Dr. Rohmad Adi Yulianto, Lc., L.L.M.
Hukum sebagai sebuah bangunan ilmu pengetahuan merupakan salah satu rumpun dari ilmu pengetahuan sosial. Relasi Islam sebagai sebuah agama dengan ilmu sosial acapkali memiliki kesan saling berbenturan, bahkan sebagian memandang bahwa agama tidak dapat dipertahankan ketika keilmuan sosial mencapai pada tingkat kemapanan. Namun di sisi lain, penelitian Durkheim terhadap orang-orang Arunta di Australia menyimpulkan bahwa agama dapat menjadi semen sosial yang merekatkan kebutuhan masyarakat secara bersama-sama, sehingga menyimpulkan bahwa agama mempunyai fungsi kolektifdi dalam masyarakat, melahirkan suatu kebudayaan, dan menghasilkan kontrol sosial. Ketika masyarakat belum memiliki aturan tertentu, maka agama memiliki kuasa untuk mengatur mereka. Keadaan tersebut menjadi bukti bahwa agama justeru mampu bertahan di saat keilmuan sosial mengalami kematangan, bahkan tidak jarang agama mampu memberikan sentuhan tersendiri terhadap perkembangan ilmu pengetahuan, termasuk dalam ilmu hukum yang merupakan bagian dari ilmu pengetahuan sosial. Eksistensi nilai agama sebagai norma yang mengatur nilai atas ilmu pengetahuan memiliki peran penting, karena sejatinya pembahasan di dalam agama dan pembahasan di dalam ilmu pengetahuan memiliki kesamaan dan kemiripan di banyak hal, sehingga menjadi titik tolak terjadinya integrasi agama dan ilmu yang non-dikotomik (Tata Septayuda Purnama, 2021; Nurhayati Djamas dkk., 2019).
Integrasi adalah produk yang dihasilkan dari proses negosiasi di dalam ranah sosial.
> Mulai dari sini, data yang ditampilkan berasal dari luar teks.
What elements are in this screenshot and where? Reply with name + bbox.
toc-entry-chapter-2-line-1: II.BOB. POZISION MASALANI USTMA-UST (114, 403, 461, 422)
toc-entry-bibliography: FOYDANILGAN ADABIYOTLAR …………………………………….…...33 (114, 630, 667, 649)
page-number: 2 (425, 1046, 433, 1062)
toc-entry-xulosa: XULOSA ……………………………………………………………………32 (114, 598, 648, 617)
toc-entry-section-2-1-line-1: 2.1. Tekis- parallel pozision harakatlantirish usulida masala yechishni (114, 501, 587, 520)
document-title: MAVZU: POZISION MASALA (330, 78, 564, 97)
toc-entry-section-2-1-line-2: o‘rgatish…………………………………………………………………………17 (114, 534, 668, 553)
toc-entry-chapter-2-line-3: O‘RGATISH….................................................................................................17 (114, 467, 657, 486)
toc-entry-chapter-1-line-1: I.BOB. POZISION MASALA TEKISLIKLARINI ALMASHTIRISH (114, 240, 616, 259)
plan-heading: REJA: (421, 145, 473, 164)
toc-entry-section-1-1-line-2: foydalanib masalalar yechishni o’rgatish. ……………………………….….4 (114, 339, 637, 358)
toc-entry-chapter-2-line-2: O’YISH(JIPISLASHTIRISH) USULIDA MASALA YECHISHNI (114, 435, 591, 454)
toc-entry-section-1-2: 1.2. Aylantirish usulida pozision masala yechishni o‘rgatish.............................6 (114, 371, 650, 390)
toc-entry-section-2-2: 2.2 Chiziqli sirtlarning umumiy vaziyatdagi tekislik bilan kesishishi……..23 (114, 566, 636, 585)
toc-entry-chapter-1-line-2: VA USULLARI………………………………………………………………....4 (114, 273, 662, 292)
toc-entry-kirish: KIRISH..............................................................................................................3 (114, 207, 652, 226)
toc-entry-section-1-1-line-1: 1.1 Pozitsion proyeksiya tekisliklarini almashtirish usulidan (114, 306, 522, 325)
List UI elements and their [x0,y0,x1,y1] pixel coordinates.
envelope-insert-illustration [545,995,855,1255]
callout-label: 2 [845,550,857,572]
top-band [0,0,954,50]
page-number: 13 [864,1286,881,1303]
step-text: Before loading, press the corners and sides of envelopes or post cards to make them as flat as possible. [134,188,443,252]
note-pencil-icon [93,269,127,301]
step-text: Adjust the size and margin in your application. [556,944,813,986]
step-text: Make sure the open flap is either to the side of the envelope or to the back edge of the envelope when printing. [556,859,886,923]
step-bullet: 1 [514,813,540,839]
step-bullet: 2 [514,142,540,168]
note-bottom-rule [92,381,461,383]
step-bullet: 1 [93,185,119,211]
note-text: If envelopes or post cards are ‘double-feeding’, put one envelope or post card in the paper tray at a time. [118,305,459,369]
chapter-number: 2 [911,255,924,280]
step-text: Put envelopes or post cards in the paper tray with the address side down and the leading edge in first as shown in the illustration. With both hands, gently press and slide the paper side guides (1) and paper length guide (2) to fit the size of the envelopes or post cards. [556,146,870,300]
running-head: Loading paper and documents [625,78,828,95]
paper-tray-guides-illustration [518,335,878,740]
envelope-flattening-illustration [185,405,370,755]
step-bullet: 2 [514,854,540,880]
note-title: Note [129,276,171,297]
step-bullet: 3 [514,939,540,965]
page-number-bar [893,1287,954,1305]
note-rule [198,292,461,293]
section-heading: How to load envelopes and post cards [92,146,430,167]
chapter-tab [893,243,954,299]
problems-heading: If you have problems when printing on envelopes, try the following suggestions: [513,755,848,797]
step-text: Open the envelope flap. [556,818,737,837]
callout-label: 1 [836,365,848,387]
Kesepakatan pihak negosiasi terhadap hasil negosiasi diekspresikan di dalam integrasi kepentingan bersama. Konsep integrasi di dalam masyarakat berhubungan erat dengan solidaritas sosial yang bermula dari kesepahaman emosional di dalam interaksi antarindividu. Integrasi terjadi ketika terdapat kohesi sosial. Integrasi adalah proses adaptasi dua arah dari masing-masing kelompok. Integrasi menuntut terjalinnya hubungan antara bagian-bagian (Marshall; 1994), saling mengandalkan dan melengkapi fungsi antara bagian-bagian di dalam struktur (Turner; 2006), saling menyesuaikan antara bagian-bagian di dalam kehidupan bermasyarakat. Berger dan Luckmann mengembangkan proses integrasi melalui analisa proses konstruksi pengetahuan untuk menjelaskan realitas sosial. Proses tersebut terjadi dalam tiga langkah timbal balik: eksternalisasi, obyektivasi, dan internalisasi. Berger dan Luckmann menyimpulkan bahwa terjadi dialektika dalam hubungan antara mikro dan makro yang saling mempengaruhi (Berger & Luckman; 1966). Dalam relasi agama dan ilmu pengetahuan Barbour menjelaskan bahwa integrasi dapat terjadi bila terjadi saling mempengaruhi sudut pandang antara nilai agama dan ilmu pengetahuan (Barbour).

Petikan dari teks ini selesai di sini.